South Wales Police's facial recognition ruled lawful
Judicial review brought by Liberty concludes that the current legal framework governing police use of facial recognition is sufficient
South Wales Police's use of facial recognition technology has been deemed lawful in a ruling today by the High Court in London following a judicial review.
Civil rights group Liberty and local Cardiff resident Ed Bridges had challenged the deployment of facial recognition in the first legal challenge to UK police use of facial recognition technology. It was first used by South Wales Police in a trial during the Champions League Final at Cardiff's Millennium Stadium in June 2017.
In total, South Wales Police is believed to have scanned the faces of more than 500,000 members of the public. Bridges claimed that he had been scanned at least twice - on Queen Street in Cardiff in December 2017 and at a protest against the arms trade in March 2018.
Metropolitan Police has also trialled facial recognition, with less than convincing results.
Liberty had claimed in court that facial recognition systems were little different from police fingerprinting or obtaining DNA, around which tight legal safeguards exist. However, the court ruled that while facial recognition might infringe upon people's privacy rights it wasn't unlawful per se.
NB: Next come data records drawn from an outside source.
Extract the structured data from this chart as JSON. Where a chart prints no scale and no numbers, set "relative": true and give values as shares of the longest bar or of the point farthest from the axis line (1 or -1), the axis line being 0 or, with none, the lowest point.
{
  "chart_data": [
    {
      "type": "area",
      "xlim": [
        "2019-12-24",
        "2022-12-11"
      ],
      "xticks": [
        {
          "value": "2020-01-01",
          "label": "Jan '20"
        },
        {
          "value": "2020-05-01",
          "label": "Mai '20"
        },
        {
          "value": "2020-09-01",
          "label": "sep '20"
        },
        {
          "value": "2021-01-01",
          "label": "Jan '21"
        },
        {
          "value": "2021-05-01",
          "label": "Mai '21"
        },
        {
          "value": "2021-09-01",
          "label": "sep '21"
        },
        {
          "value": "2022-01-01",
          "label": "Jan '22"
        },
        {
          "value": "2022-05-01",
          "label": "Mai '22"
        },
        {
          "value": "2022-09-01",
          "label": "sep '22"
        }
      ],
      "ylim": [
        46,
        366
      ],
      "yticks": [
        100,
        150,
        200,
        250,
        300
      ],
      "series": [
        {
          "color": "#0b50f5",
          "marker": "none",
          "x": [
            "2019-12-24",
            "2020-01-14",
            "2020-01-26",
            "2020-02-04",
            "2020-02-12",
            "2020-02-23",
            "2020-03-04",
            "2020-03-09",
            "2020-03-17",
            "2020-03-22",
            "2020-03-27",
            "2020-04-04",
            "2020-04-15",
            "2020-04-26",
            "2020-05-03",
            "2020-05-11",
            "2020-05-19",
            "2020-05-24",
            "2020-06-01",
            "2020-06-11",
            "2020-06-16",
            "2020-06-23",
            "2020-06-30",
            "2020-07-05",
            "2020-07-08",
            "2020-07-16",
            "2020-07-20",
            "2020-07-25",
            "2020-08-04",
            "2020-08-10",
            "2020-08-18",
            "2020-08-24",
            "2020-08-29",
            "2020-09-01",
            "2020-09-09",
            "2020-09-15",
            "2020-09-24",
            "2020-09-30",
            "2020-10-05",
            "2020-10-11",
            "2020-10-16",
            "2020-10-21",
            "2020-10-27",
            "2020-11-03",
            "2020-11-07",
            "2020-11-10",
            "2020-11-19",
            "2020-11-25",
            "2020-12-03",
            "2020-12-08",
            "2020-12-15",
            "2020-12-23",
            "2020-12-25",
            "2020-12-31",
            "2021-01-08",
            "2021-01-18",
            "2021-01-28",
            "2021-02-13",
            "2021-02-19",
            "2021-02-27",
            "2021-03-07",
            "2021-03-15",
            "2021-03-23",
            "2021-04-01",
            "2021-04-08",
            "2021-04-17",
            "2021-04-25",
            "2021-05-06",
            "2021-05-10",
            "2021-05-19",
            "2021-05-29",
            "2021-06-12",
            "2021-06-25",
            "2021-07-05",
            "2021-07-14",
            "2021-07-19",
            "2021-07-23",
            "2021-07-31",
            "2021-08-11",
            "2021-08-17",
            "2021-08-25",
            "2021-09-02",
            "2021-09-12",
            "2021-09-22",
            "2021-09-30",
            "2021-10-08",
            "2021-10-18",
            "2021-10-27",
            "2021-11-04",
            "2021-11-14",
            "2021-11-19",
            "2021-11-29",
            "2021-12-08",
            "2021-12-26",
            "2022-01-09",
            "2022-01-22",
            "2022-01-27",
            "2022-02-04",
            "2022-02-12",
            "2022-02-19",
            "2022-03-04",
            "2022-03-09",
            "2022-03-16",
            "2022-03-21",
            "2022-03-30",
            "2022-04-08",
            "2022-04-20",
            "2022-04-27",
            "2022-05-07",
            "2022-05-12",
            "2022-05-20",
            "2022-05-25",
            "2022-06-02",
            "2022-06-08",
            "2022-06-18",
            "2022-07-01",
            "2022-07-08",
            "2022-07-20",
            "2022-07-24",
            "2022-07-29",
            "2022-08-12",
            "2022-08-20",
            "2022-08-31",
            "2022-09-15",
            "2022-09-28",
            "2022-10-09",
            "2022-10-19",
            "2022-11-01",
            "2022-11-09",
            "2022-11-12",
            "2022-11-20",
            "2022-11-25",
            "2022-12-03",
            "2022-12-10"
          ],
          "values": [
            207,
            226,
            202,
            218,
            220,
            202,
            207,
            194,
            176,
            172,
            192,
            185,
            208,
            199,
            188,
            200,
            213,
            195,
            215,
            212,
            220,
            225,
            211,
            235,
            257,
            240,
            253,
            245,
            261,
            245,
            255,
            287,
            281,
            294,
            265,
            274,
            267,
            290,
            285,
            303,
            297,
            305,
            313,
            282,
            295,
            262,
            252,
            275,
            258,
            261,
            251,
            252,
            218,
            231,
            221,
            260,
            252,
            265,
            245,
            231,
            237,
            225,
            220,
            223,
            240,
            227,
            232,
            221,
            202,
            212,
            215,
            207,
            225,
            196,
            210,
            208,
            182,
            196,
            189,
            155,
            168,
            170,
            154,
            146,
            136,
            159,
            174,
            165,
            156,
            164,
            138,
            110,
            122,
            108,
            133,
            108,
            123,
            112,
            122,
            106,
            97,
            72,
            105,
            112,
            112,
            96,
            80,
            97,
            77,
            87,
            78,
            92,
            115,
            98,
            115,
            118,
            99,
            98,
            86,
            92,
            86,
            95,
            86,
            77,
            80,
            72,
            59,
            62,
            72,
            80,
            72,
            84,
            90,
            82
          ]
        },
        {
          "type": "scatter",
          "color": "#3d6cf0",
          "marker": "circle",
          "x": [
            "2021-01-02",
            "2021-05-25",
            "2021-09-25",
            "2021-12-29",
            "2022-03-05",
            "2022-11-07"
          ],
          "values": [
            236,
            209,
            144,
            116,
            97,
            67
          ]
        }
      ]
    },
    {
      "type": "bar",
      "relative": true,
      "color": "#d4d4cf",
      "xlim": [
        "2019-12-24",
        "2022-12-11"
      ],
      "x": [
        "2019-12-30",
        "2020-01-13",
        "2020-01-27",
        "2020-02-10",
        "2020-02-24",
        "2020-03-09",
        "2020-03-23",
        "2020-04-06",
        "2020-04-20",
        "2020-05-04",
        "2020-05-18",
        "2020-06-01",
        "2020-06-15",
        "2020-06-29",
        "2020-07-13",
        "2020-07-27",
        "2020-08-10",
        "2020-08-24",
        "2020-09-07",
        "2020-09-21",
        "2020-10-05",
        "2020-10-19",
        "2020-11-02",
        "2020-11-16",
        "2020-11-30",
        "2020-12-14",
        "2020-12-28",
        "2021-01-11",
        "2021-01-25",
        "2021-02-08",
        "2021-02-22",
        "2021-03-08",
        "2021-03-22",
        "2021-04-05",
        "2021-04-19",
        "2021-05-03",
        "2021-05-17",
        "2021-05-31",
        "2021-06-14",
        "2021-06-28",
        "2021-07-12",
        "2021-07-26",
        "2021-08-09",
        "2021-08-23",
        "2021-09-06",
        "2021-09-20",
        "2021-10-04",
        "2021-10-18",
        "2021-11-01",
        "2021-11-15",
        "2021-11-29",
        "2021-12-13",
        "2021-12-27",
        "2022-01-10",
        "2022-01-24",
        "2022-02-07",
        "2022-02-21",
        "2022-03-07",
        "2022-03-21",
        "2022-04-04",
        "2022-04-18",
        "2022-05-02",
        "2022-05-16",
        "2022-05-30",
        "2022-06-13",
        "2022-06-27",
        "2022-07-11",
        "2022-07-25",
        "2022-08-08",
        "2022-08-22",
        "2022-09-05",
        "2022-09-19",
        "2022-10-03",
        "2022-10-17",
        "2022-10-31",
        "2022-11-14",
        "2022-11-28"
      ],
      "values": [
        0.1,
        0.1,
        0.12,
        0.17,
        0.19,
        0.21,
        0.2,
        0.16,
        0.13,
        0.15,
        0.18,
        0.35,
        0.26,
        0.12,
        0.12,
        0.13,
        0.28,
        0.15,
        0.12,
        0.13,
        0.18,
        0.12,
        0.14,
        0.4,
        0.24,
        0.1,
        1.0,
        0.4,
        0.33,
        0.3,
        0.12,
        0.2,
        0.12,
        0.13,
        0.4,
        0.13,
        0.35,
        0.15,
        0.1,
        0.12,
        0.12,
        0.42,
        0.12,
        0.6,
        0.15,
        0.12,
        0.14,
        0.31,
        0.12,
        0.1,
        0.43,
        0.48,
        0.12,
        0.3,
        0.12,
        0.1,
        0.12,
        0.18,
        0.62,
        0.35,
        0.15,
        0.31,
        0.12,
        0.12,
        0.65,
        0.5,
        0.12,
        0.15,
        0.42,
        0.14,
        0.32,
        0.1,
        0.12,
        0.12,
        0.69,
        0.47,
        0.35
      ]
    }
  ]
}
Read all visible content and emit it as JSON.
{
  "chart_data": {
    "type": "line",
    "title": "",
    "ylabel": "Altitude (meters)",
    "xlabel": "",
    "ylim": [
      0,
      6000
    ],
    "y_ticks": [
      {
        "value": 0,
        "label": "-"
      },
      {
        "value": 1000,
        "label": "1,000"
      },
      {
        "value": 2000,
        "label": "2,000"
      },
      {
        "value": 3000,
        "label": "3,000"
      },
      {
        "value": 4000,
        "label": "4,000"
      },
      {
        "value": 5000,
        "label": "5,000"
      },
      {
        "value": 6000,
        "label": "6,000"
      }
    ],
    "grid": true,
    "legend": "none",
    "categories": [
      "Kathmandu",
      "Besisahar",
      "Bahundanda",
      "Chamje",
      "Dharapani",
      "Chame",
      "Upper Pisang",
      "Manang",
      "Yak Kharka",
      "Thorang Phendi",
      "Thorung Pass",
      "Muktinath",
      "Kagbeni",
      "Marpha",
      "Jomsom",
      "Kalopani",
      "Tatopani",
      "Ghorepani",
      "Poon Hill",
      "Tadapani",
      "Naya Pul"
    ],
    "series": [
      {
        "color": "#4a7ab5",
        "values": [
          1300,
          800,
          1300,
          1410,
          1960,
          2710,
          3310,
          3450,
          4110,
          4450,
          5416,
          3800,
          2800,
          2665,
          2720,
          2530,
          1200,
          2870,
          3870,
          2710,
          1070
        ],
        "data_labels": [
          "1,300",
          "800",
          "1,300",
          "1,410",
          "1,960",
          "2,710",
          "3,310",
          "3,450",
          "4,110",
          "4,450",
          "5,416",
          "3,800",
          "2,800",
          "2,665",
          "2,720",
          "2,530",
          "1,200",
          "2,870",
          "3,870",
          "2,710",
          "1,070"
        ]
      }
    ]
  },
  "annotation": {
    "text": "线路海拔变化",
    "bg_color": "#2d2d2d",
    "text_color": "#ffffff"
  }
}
The court declared that the current legal framework governing facial recognition is adequate, but ought to be subject to periodic review. Liberty, though, is campaigning for a complete ban on what it describes as an "authoritarian surveillance tool".
Liberty lawyer Megan Goulding said: "This disappointing judgment does not reflect the very serious threat that facial recognition poses to our rights and freedoms.
"Facial recognition is a highly intrusive surveillance technology that allows the police to monitor and track us all. It is time that the government recognised the danger this dystopian technology presents to our democratic values and banned its use. Facial recognition has no place on our streets."
Police use of facial recognition, Liberty added, involves the processing of sensitive, personal data of everyone who is scanned, not just those on a watchlist. The organisation has vowed to appeal.
South Wales Police typically use facial recognition in cameras attached to vans. These take scans of people's faces, making a biometric map of the face which is then run against a database of facial biometric maps. When a positive match is made, the image is flagged for a manual review. UK police have around 20 million mugshots in various databases.
South Wales Police is also planning to put the technology onto police mobile phones, which will make its use even more widespread.